Ao contrário da construção dos estádios nas 12 cidades-sede, as obras de mobilidade não têm prazos estabelecidos pela Fifa. “Temos um compromisso com a sociedade. Temos nosso próprio cronograma que deverá ser cumprido”, disse. Ele garantiu que as obras estarão prontas até 2014, mas considerou a possibilidade de, em 2013, algumas cidades ainda não estarem preparadas para sediarem a Copa das Confederações.
Sobre o risco das obras para a Copa serem afetadas pelas mudanças políticas que ocorrerão no ano que vem, decorrentes das eleições, o ministro foi enfático: “o acordo para a execução foi feito entre os governos Federal, Estaduais e Municipais. É um compromisso institucional, ou seja, as obras vão continuar, mesmo com a mudança de governo e atender a população mesmo após a Copa. Elas têm que deixar um legado.”
Os projetos apresentados pelas capitais somaram R$11,47 bilhões. O ministro ponderou que R$7,68 bilhões, cerca de 2/3 desse valor, foram disponibilizados pelo Governo Federal através de financiamento por meio do Fundo de Garantia por Tempo de Serviço (FGTS). Os projetos de mobilidade urbana incluem a construção de corredores exclusivos para ônibus, Veículos Leves sobre Trilhos (VLT), Bus Rapid Transit (BRT), e monotrilhos
Para ter acesso ao dinheiro, as cidades-sede têm que enviar cartas consultas para serem analisadas pela na Secretaria Nacional de Mobilidade Urbana (Semob) do Ministéro das Cidades e na Caixa Econômica Federal. Salvador, Porto Alegre, Cuiabá e Natal, que ainda não entregaram as cartas consultas, devem fazê-lo entre hoje e a primeira semana de maio.
Audiência pública
Fortes participou hoje, em Brasília, de audiência pública realizada pelas comissões de Ficalização Financeira e Controle; e de Turismo e Desporto, da Câmara dos Deputados. O ministro do Esporte, Orlando Silva, também foi convidado mas não compareceu ao evento.

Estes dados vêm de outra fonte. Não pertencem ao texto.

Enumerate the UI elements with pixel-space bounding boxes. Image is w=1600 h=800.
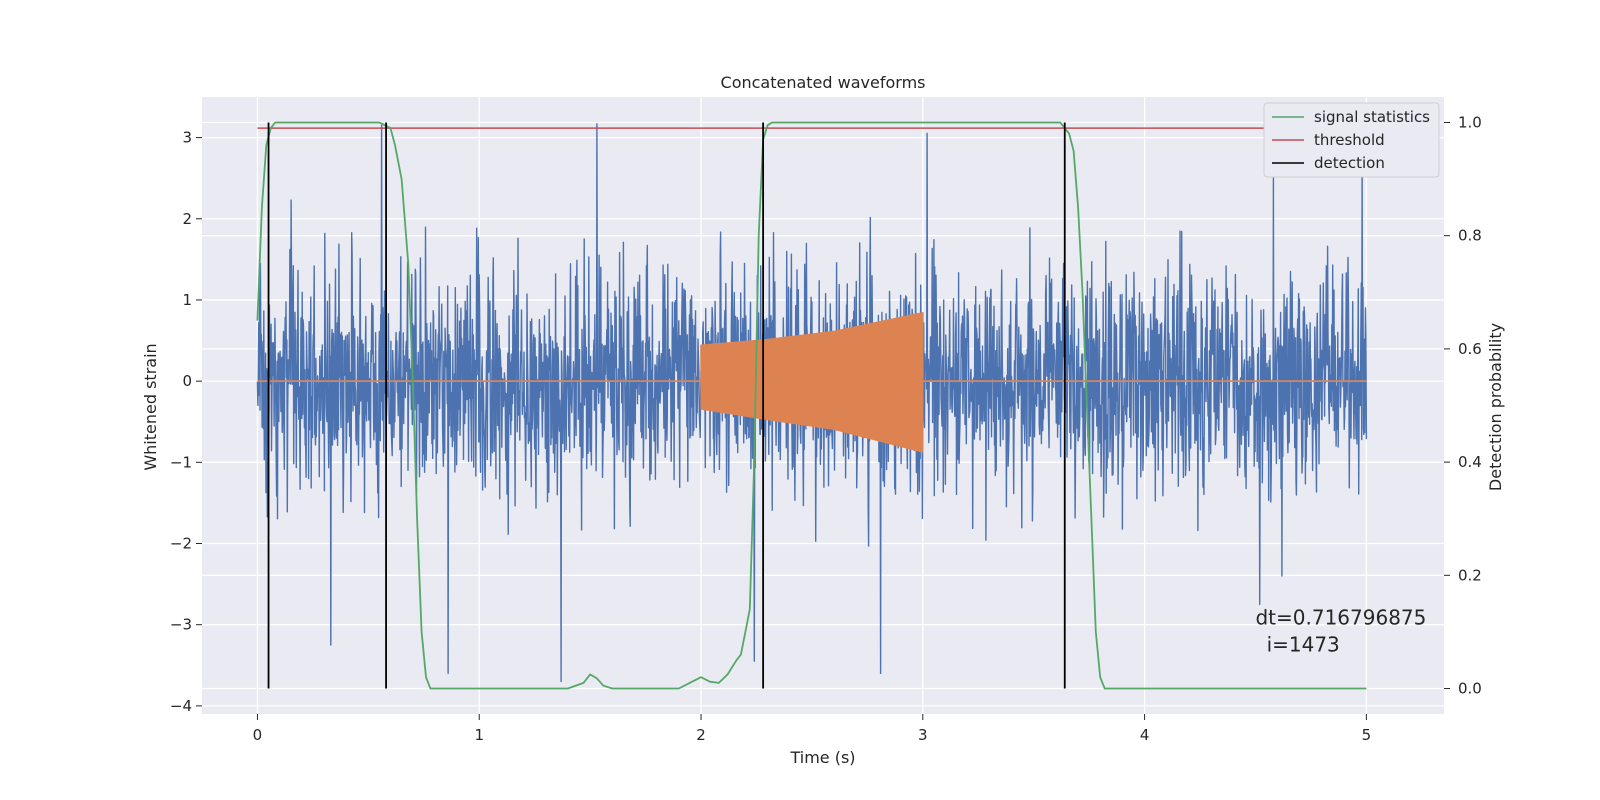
y2-tick-label: 1.0	[1458, 113, 1482, 131]
y2-axis-label: Detection probability	[1486, 323, 1505, 491]
y-tick-label: 2	[182, 210, 192, 228]
legend-frame	[1263, 102, 1440, 178]
noise-series	[256, 123, 1368, 683]
legend: signal statistics threshold detection	[1263, 102, 1440, 178]
noise-line	[256, 123, 1368, 683]
y-tick-label: −1	[170, 453, 192, 471]
x-tick-label: 2	[696, 726, 706, 744]
x-tick-label: 5	[1362, 726, 1372, 744]
y2-tick-label: 0.2	[1458, 566, 1482, 584]
y2-tick-label: 0.6	[1458, 340, 1482, 358]
y-tick-label: −2	[170, 535, 192, 553]
y-tick-label: 1	[182, 291, 192, 309]
detection-series	[267, 122, 1066, 689]
plot-area	[256, 121, 1368, 690]
y-tick-label: 3	[182, 129, 192, 147]
legend-label-signal-statistics: signal statistics	[1314, 108, 1430, 126]
x-tick-label: 3	[918, 726, 928, 744]
legend-label-detection: detection	[1314, 154, 1385, 172]
y-axis-label: Whitened strain	[141, 343, 160, 470]
signal-statistics-series	[256, 121, 1367, 690]
x-axis-ticks: 0 1 2 3 4 5	[253, 714, 1371, 744]
chart-title: Concatenated waveforms	[721, 73, 926, 92]
annotation-dt: dt=0.716796875	[1255, 606, 1426, 630]
annotation-index: i=1473	[1267, 632, 1340, 656]
x-tick-label: 4	[1140, 726, 1150, 744]
x-tick-label: 0	[253, 726, 263, 744]
x-axis-label: Time (s)	[789, 748, 855, 767]
legend-label-threshold: threshold	[1314, 131, 1385, 149]
x-tick-label: 1	[474, 726, 484, 744]
y-axis-ticks: −4 −3 −2 −1 0 1 2 3	[170, 129, 202, 715]
y2-tick-label: 0.8	[1458, 227, 1482, 245]
y2-tick-label: 0.0	[1458, 680, 1482, 698]
y2-axis-ticks: 0.0 0.2 0.4 0.6 0.8 1.0	[1444, 113, 1482, 698]
y-tick-label: −3	[170, 616, 192, 634]
y2-tick-label: 0.4	[1458, 453, 1482, 471]
signal-statistics-line	[256, 121, 1367, 690]
y-tick-label: 0	[182, 372, 192, 390]
y-tick-label: −4	[170, 697, 192, 715]
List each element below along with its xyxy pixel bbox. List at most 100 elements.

Na reunião, Fortes reafirmou que a prioridade dos investimentos em mobilidade urbana está no setor de transporte público, que será utilizado pela população após o fim dos jogos mundiais. E evitou fazer comentários sobre as obras dos estádios, dos aeroportos, portos, alegando serem elas de responsabilidade de outros ministérios. Marcio Fortes informou que o coordenador de todas as ações do governo federal ligadas à Copa é o ministro Orlando Silva, do Esporte.
Falando aos jornalistas, o deputado Silvio Torres (PSDB), coordenador da Subcomissão, afirmou não ter ficado convencido sobre o cumprimento dos prazos para as obras de mobilidade urbana e acredita, que com o novo governo, a se instalar em 2011, o cronograma sofrerá mais atrasos: “O que eu prevejo é que dificilmente teremos inicio de obras nos próximos 3,4,5 meses. Em se tratando de período eleitoral e se tratado de obras que são de caráter dos Estados, em período de sucessão é uma preocupação adicional”, completou Torres, segundo texto divulgado por sua assessoria de imprensa.